Des partisans du président déchu issu des Frères musulmans, Mohamed Morsi, manifestent le 26 juillet 2013 à Nasr City, en Egypte. — Khalil Hamra/AP/SIPA

Pourchassés sous le régime de l’ancien président Hosni Moubarak, les Frères musulmans sont de nouveau dans le collimateur en Egypte. Depuis le renversement le 30 juin de l’ex-président Mohamed Morsi, issu du mouvement islamiste, les attaques se multiplient à leur encontre. Victimes d’une première vague de répression avec l’arrestation de plusieurs de leurs dirigeants, dont celle de leur guide suprême, Mohamed Badie, les Frères musulmans ont également vu leurs trois chaînes satellitaires fermées par l’armée, qui tient les rênes du pays.

Le message d’ouverture du président par intérim, Adly Mansour, qui avait déclaré que les Frères musulmans «faisaient partie du peuple égyptien» et qu’ils étaient «invités à participer à la construction de la nation» a été contredit dans les faits. Dans sa répression des Frères musulmans, l’armée peut compter sur le soutien d’une majorité de la population - exaspérée par la situation économique et les ratés de Mohamed Morsi -, du mouvement Tamarod, encore plus virulent, et des médias privés, qui répètent à l’envi que les Frères musulmans sont des ennemis de la nation et qu’il faut les combattre.

La crainte d’un « retour du régime Moubarak »

Les menaces ont franchi  un palier mercredi avec le discours du chef de l'armée égyptienne, le général al-Sissi. Il a appelé à manifester ce vendredi pour lui donner «mandat» d'en «finir avec le terrorisme et la violence». L’appel a reçu le soutien l’opposition laïque et du mouvement Tamarod. Les Frères musulmans, non cités mais clairement visés, ont dénoncé un «appel à la guerre civile». Le placement en détention de Mohamed Morsi ce vendredi pour complicité présumée dans des attaques imputées au Hamas palestinien et une évasion de prison début 2011, a achevé de convaincre les Frères musulmans d’«un retour du régime Moubarak». « Ils sont passés sans transition de la case pouvoir à la case prison», observe François Burgat, chercheur à l’Institut de Recherches et d'Etudes sur le Monde Arabe et Musulman (Iremam).

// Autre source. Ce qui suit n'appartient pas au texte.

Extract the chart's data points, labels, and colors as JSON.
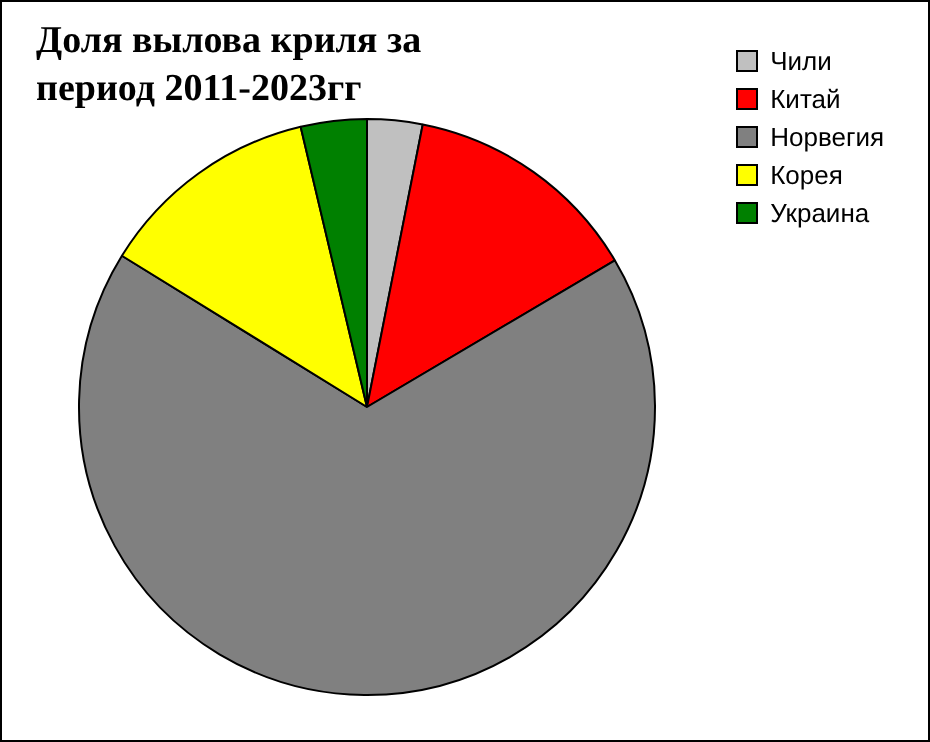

Dans quel but l’armée diabolise-t-elle ainsi la confrérie? Stéphane Lacroix, professeur à Sciences-Po Paris, émet deux hypothèses : «soit c’est un moyen de forcer les Frères musulmans à reconnaître leur défaite et à revenir dans le jeu politique en position de perdant. Soit c’est une tendance radicale et le début d’une répression massive. On ne peut pas encore trancher.»

François Burgat estime pour sa part que «l’armée s'efforce  de déplacer la confrontation [avec les Frères musulmans] sur le terrain sécuritaire  parce qu’elle sait très bien qu’elle aurait du mal à la gagner sur le terrain électoral. La base électorale des Frères musulmans excèdant le nombre de leurs adhérents, elle est encore assez large  – bien supérieure à 20% de la population - pour menacer la coalition hétéroclite de l’armée avec les ‘’libéraux’’. Si les militaires ont  besoin de qualifier les Frères de terroristes, c'est en fait parce qu'ils savent très bien qu'ils sont "plus que cela" ».

« Tendances fascistes »

L’un des seuls à dénoncer publiquement ce jeu dangereux s’appelle Bassem Youssef. Dans une tribune au quotidien al-Shourouk, cet humoriste égyptien, qui s’était félicité de la destitution de Mohamed Morsi, met en garde contre les «tendances fascistes» de «ceux qui se grisent de ce qu'ils croient être leur victoire sur les Frères», et qui «n'ont rien à envier à celles des pseudo-musulmans qu'ils viennent de chasser du pouvoir».